Amid the backdrop of legislation in Texas permitting citizens to sue anyone who helps a woman obtain an abortion after six weeks of pregnancy, these findings may be noteworthy.

While federal and state courts debate the legal status of abortion, the issue is much more personal for ordinary Americans. Nearly a quarter of U.S. women will obtain an abortion by the age of 45. Three-quarters of the hundreds of Americans my team and I interviewed knew someone personally who has had an abortion.

Help despite opposition

Talking confidentially with morally opposed Americans willing to help a loved one get an abortion helped us understand this seemingly contradictory behavior. Our team found three main explanations during our interviews.

The first was “commiseration”: exercising empathy for imperfect loved ones in an imperfect world. The second, “exemption,” carved out a special allowance for only their own loved ones. And a third, “discretion,” considered treating friends and family as capable of making their own moral decisions.

All three approaches enabled Americans otherwise opposed to abortion to maintain their personal values – in this case, keeping their moral opposition to abortion – while also exercising what they believed was an obligation to support a loved one.

One could ask whether this is hypocrisy.

Our research suggests otherwise: that requests for help from friends and family activate multiple and potentially competing values.

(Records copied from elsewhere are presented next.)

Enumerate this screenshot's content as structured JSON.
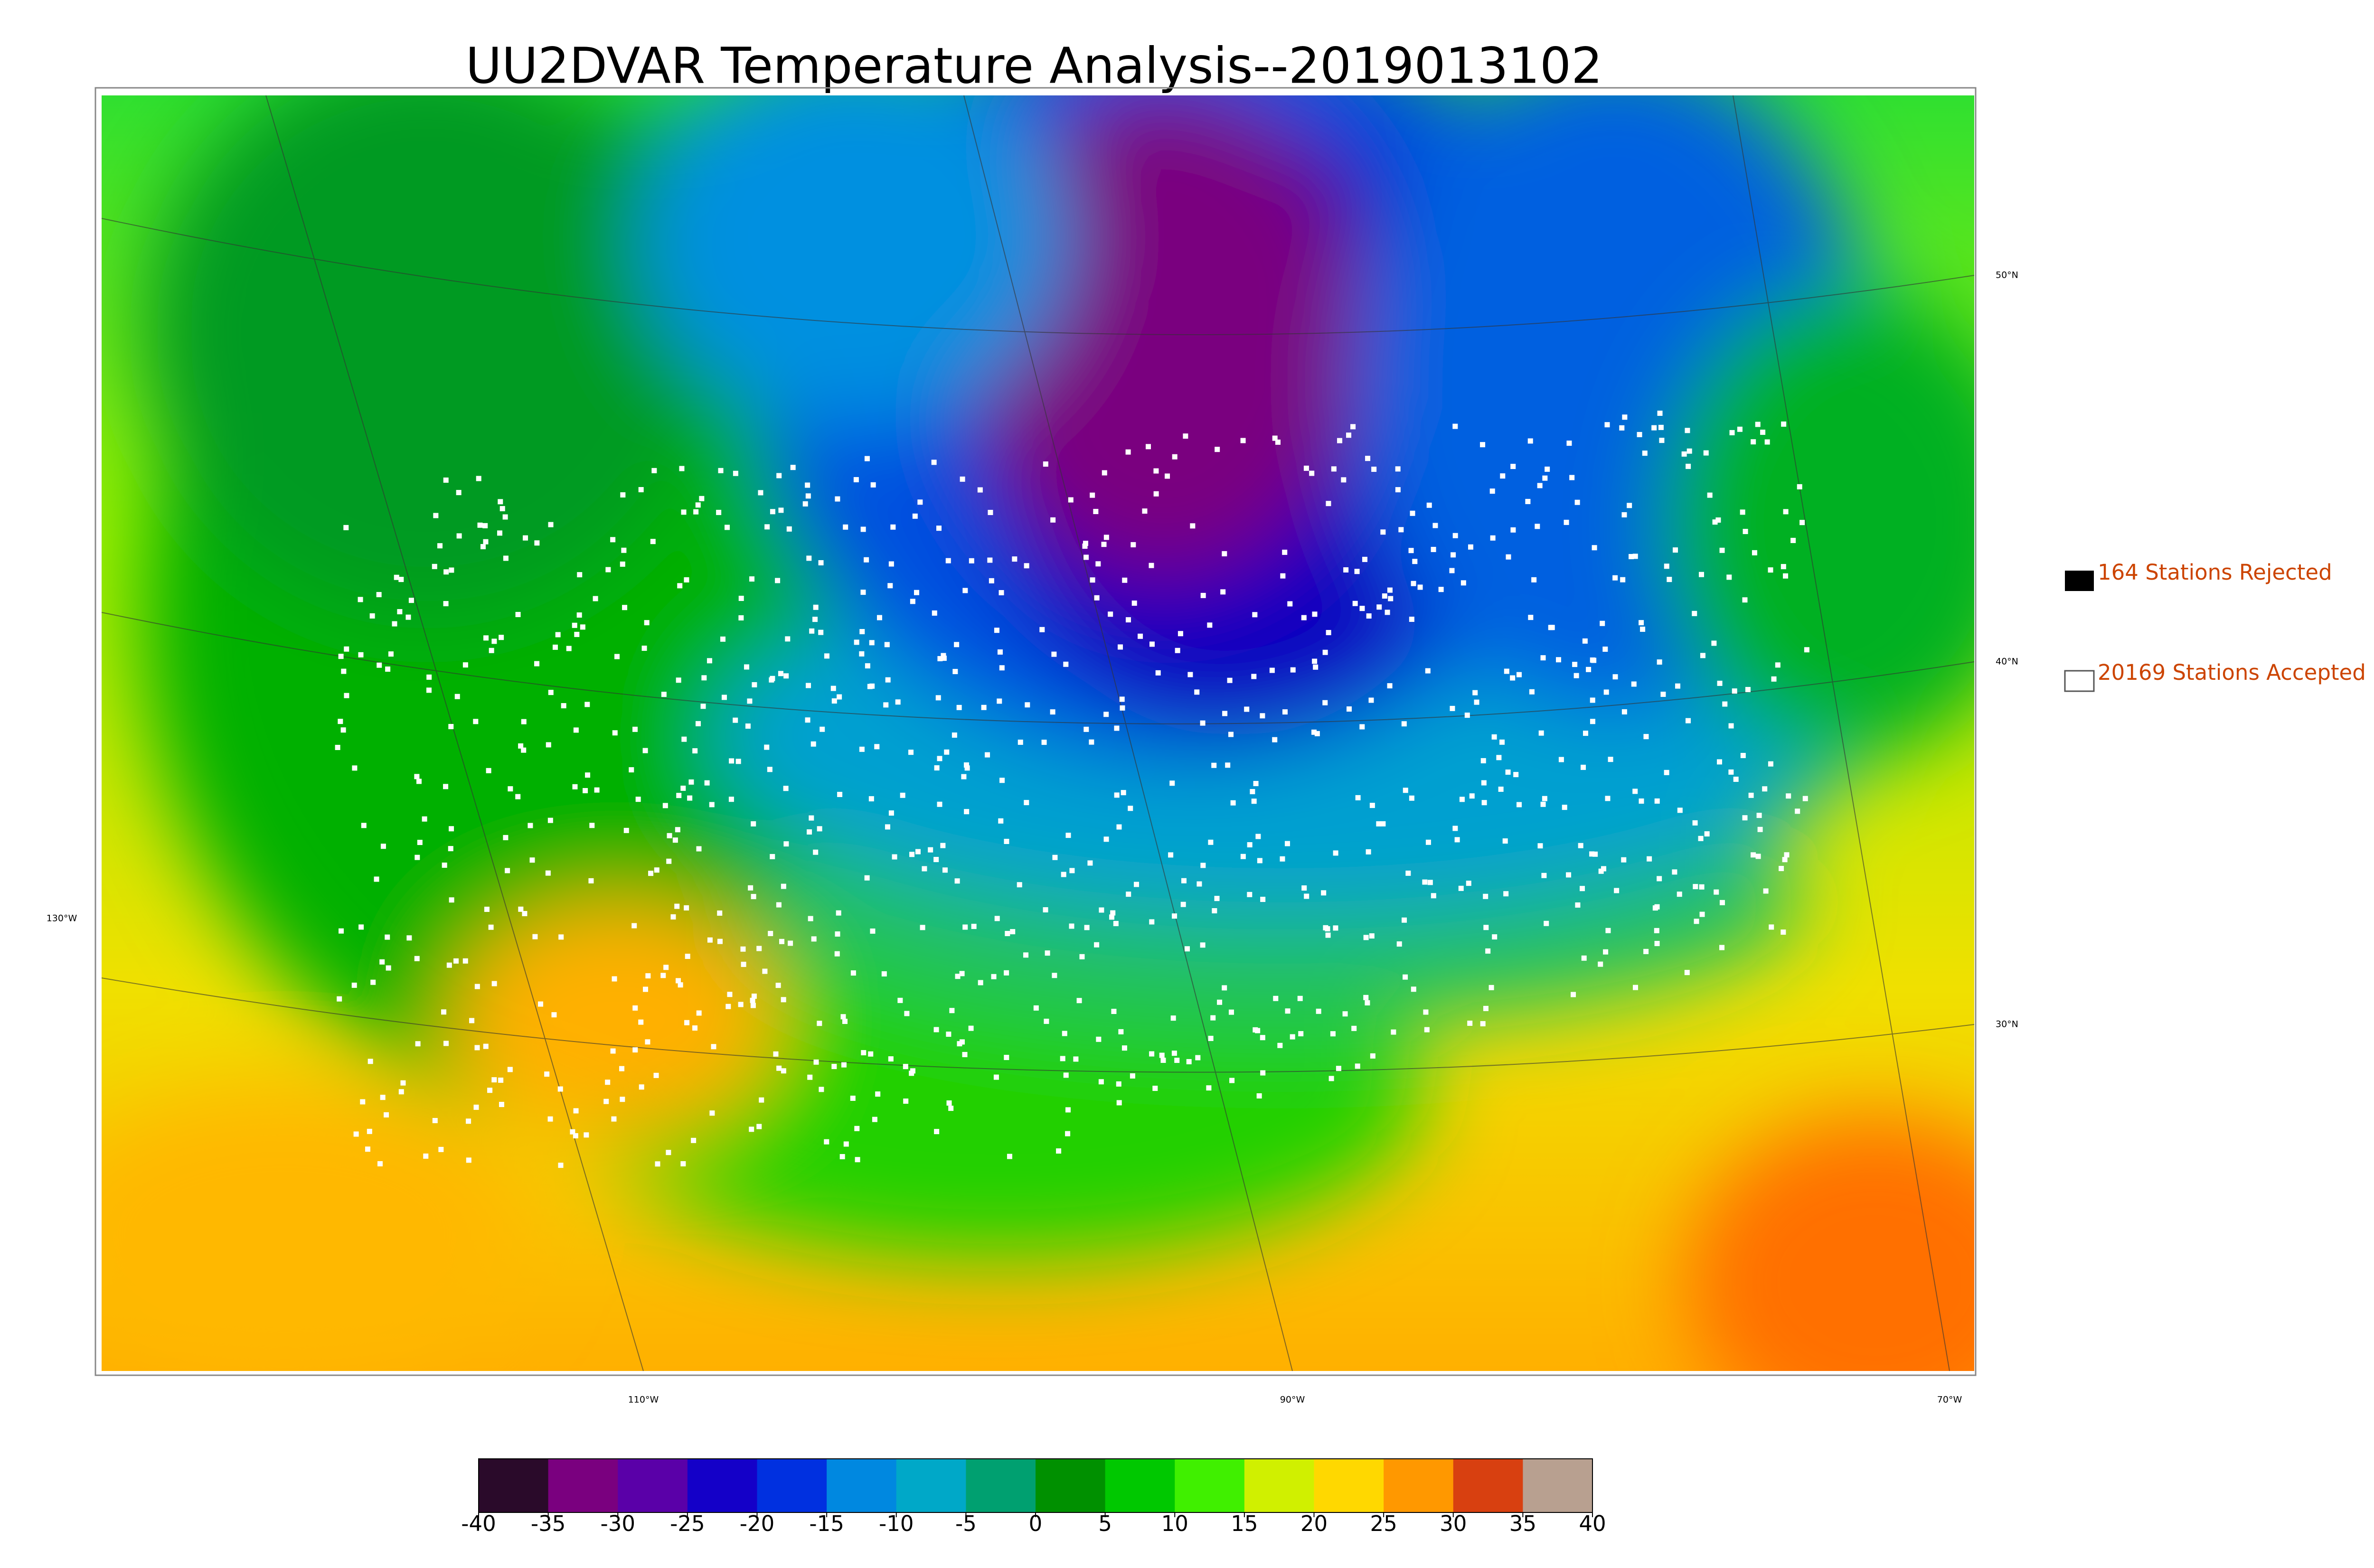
{
  "title": "UU2DVAR Temperature Analysis--2019013102",
  "map": {
    "lat_labels": [
      "50°N",
      "40°N",
      "30°N"
    ],
    "lon_labels": [
      "130°W",
      "110°W",
      "90°W",
      "70°W"
    ]
  },
  "legend": {
    "rejected": "164 Stations Rejected",
    "accepted": "20169 Stations Accepted"
  },
  "colorbar": {
    "ticks": [
      -40,
      -35,
      -30,
      -25,
      -20,
      -15,
      -10,
      -5,
      0,
      5,
      10,
      15,
      20,
      25,
      30,
      35,
      40
    ],
    "colors": [
      "#2a0a2a",
      "#7a007f",
      "#5a00a8",
      "#1400c8",
      "#0030e0",
      "#0088e0",
      "#00a8c8",
      "#00a070",
      "#009000",
      "#00c800",
      "#40f000",
      "#d0f000",
      "#ffd800",
      "#ff9800",
      "#d84010",
      "#b8a090"
    ]
  }
}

Such is the case for Maxine and other Americans who hold simultaneously to their opposition to abortion and to their commitment to help a loved one in a time of need. My co-authors and I call this inclination to offer help that runs counter to another value “discordant benevolence.”

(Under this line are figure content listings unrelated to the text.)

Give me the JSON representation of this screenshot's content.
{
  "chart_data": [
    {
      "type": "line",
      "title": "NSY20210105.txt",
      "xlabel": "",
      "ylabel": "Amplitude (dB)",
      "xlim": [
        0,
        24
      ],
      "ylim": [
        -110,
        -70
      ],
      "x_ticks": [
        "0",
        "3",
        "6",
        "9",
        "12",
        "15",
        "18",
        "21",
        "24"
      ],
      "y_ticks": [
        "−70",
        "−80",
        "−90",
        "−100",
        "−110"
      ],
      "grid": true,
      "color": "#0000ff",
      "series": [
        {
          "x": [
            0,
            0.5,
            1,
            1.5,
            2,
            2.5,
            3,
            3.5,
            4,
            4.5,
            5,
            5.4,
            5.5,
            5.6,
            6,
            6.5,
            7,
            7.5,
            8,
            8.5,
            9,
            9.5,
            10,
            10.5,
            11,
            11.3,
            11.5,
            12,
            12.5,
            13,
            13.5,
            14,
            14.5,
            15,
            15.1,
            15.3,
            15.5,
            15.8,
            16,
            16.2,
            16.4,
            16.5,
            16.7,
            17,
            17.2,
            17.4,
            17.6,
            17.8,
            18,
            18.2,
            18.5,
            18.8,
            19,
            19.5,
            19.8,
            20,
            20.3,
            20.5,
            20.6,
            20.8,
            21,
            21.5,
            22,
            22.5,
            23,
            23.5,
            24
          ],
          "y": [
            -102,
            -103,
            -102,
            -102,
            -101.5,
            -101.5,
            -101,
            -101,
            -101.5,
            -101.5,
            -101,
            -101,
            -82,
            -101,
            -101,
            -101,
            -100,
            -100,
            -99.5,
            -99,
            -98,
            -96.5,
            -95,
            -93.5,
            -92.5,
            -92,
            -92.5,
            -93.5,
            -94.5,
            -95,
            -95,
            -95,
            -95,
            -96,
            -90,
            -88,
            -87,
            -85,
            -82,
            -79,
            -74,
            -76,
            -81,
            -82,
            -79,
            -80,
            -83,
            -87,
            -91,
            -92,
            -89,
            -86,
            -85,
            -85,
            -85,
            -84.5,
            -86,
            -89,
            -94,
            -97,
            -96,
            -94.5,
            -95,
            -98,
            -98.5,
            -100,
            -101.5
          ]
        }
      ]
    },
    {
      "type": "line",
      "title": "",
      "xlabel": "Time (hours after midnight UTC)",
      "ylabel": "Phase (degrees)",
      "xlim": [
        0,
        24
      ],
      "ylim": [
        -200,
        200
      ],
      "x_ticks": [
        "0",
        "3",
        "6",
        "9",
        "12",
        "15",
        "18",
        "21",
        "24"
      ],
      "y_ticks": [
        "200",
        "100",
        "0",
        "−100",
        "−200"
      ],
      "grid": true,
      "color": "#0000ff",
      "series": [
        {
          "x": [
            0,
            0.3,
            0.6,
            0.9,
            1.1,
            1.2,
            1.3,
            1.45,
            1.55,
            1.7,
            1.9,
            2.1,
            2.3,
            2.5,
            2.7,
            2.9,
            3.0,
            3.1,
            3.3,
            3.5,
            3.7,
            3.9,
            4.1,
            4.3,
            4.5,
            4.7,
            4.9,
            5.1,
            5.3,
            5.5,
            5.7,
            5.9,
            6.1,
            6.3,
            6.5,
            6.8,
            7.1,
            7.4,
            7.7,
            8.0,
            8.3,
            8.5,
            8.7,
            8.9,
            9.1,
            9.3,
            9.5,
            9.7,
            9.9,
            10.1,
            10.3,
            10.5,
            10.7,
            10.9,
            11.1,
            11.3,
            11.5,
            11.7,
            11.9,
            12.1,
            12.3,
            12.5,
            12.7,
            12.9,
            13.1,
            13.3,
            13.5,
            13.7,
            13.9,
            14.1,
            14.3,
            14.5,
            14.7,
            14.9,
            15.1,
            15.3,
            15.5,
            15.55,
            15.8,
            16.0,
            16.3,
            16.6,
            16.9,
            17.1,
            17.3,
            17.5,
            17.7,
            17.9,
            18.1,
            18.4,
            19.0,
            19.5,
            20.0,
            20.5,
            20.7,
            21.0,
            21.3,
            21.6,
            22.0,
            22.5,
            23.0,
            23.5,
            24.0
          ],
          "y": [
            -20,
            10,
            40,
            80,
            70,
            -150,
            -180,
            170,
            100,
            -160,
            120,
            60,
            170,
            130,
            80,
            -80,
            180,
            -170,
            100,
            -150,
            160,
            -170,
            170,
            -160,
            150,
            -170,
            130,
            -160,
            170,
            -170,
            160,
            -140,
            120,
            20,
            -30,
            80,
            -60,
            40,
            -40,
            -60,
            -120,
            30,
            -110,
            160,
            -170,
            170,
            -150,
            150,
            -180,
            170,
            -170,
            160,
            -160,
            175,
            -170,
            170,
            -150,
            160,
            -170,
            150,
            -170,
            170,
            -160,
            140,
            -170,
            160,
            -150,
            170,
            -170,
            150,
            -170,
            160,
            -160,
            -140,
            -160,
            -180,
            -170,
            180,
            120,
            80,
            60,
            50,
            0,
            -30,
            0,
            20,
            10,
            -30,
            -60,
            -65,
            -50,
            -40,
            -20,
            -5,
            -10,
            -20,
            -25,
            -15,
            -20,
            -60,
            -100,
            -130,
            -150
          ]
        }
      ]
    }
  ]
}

Finding morally opposed Americans among willing “helpers” muddies the line between those who support abortion rights and those who oppose them. It also complicates how many of us may understand the ways that ordinary Americans put their values vis-a-vis abortion into practice in real life.

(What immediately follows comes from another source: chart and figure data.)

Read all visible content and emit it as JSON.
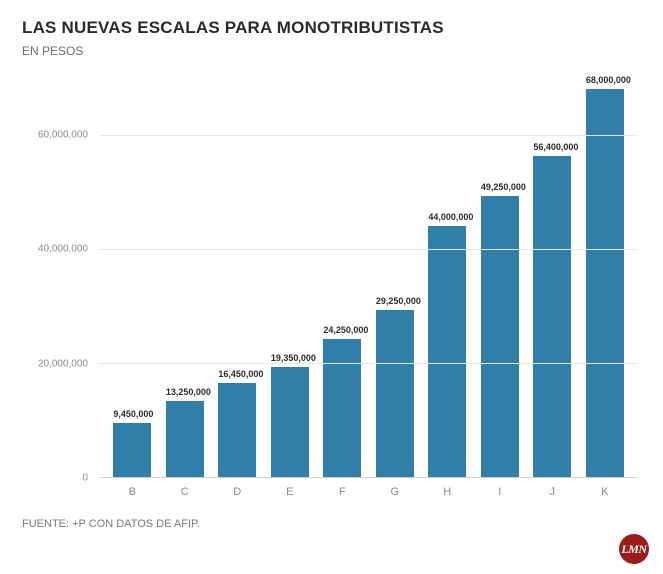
{
  "title": "LAS NUEVAS ESCALAS PARA MONOTRIBUTISTAS",
  "title_fontsize": 17,
  "subtitle": "EN PESOS",
  "subtitle_fontsize": 12,
  "chart": {
    "type": "bar",
    "categories": [
      "B",
      "C",
      "D",
      "E",
      "F",
      "G",
      "H",
      "I",
      "J",
      "K"
    ],
    "values": [
      9450000,
      13250000,
      16450000,
      19350000,
      24250000,
      29250000,
      44000000,
      49250000,
      56400000,
      68000000
    ],
    "value_labels": [
      "9,450,000",
      "13,250,000",
      "16,450,000",
      "19,350,000",
      "24,250,000",
      "29,250,000",
      "44,000,000",
      "49,250,000",
      "56,400,000",
      "68,000,000"
    ],
    "bar_color": "#2f7fa8",
    "ylim": [
      0,
      70000000
    ],
    "yticks": [
      0,
      20000000,
      40000000,
      60000000
    ],
    "ytick_labels": [
      "0",
      "20,000,000",
      "40,000,000",
      "60,000,000"
    ],
    "grid_color": "#e6e6e6",
    "axis_color": "#d0d0d0",
    "background_color": "#ffffff",
    "bar_width": 0.72,
    "value_label_fontsize": 9,
    "tick_fontsize": 10
  },
  "footer": "FUENTE: +P CON DATOS DE AFIP.",
  "logo_text": "LMN",
  "logo_bg": "#9e1b1b"
}
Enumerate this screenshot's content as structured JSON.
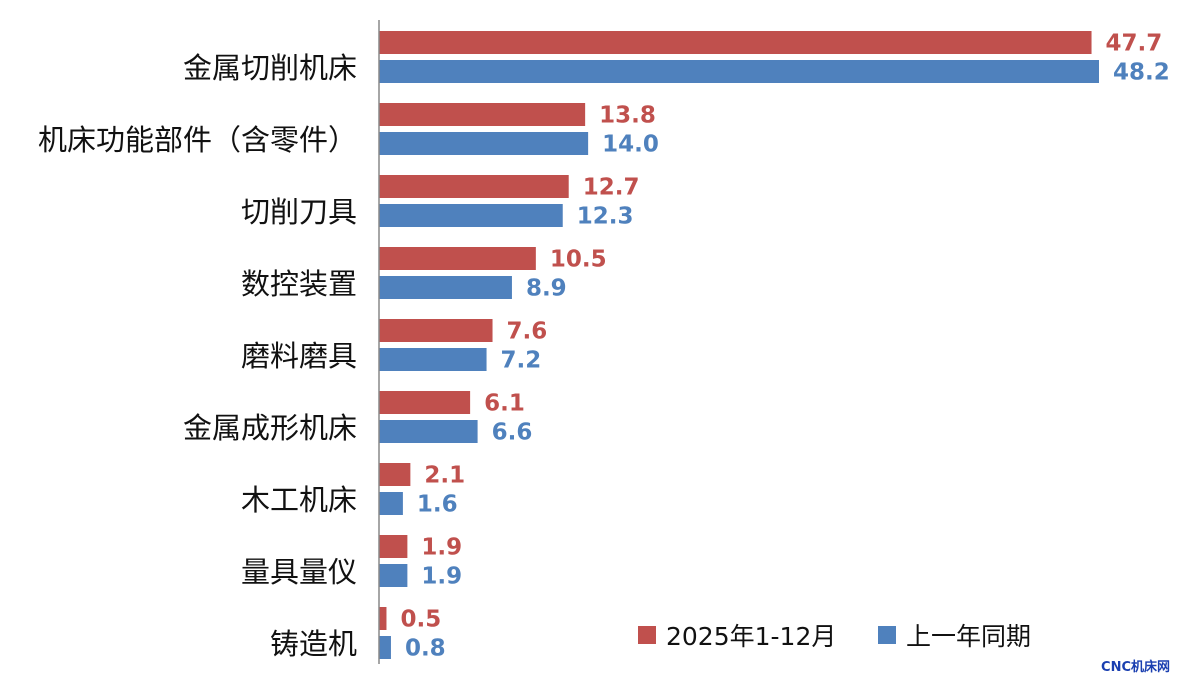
{
  "colors": {
    "series_current": "#c0504d",
    "series_previous": "#4f81bd",
    "axis": "#888888",
    "watermark": "#1a3fb0"
  },
  "watermark": "CNC机床网",
  "chart_data": {
    "type": "bar",
    "orientation": "horizontal",
    "categories": [
      "金属切削机床",
      "机床功能部件（含零件）",
      "切削刀具",
      "数控装置",
      "磨料磨具",
      "金属成形机床",
      "木工机床",
      "量具量仪",
      "铸造机"
    ],
    "series": [
      {
        "name": "2025年1-12月",
        "color": "#c0504d",
        "values": [
          47.7,
          13.8,
          12.7,
          10.5,
          7.6,
          6.1,
          2.1,
          1.9,
          0.5
        ]
      },
      {
        "name": "上一年同期",
        "color": "#4f81bd",
        "values": [
          48.2,
          14.0,
          12.3,
          8.9,
          7.2,
          6.6,
          1.6,
          1.9,
          0.8
        ]
      }
    ],
    "value_labels": {
      "current": [
        "47.7",
        "13.8",
        "12.7",
        "10.5",
        "7.6",
        "6.1",
        "2.1",
        "1.9",
        "0.5"
      ],
      "previous": [
        "48.2",
        "14.0",
        "12.3",
        "8.9",
        "7.2",
        "6.6",
        "1.6",
        "1.9",
        "0.8"
      ]
    },
    "title": "",
    "xlabel": "",
    "ylabel": "",
    "xlim": [
      0,
      48.2
    ],
    "grid": false,
    "legend_position": "bottom-right"
  }
}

Among interviewees who disclosed to us a personal abortion experience, 10% told us that they, too, were “morally opposed” to abortion. Another 50% said that abortion’s morality “depends.” Asked to clarify, interviewees named contingencies such as a person’s reasons, beliefs, risks, abortion history or consent to sex.

Their own reasons for seeking an abortion varied. Some felt pressured. Some didn’t know quite what to do. One told us, “It’s different when it comes to your body and your future and your life.” Interviewees with personal abortion experience were more likely to say that abortion should be “legal under any circumstances” than to say that they were “not morally opposed” to abortion, consistent with data from the General Social Survey regarding the U.S. population overall.

Americans commonly hedge and offer caveats and exceptions to their legal opinions on abortion. Decades of polling from Gallup show the largest group of Americans to support legality in “certain” circumstances. Our interviews revealed that support varied depending on when in a pregnancy an abortion occurs, health risks, number of abortions, or even whether the abortion-seeker is known personally.

Contradictions, complexities and guesses, in other words, were common in ordinary Americans’ abortion thinking and corresponding behavior in relationship with others.

Helping at a crossroads

Like so many of the Americans we interviewed, Maxine bristled at shorthand labels for abortion positions such as “pro-life” as well as at the extremist rhetoric advanced by more radical flanks. “Both sides have a whole viciousness to them, you know?” She cautioned against rendering judgment “until you’ve walked in someone’s shoes.”

Legislation that targets the “helpers”, such as those willing to lend a hand to a friend or family member seeking an abortion, sweeps up a far broader swath of Americans than policymakers may anticipate. The threat of a lawsuit may well dampen the degree of benevolence friends and family are willing to extend.

But as for Maxine, alongside many of her morally opposed American counterparts, the willingness to support a loved one might just persist alongside other sincerely held values.

Tricia C. Bruce is a sociologist at the University of Notre Dame.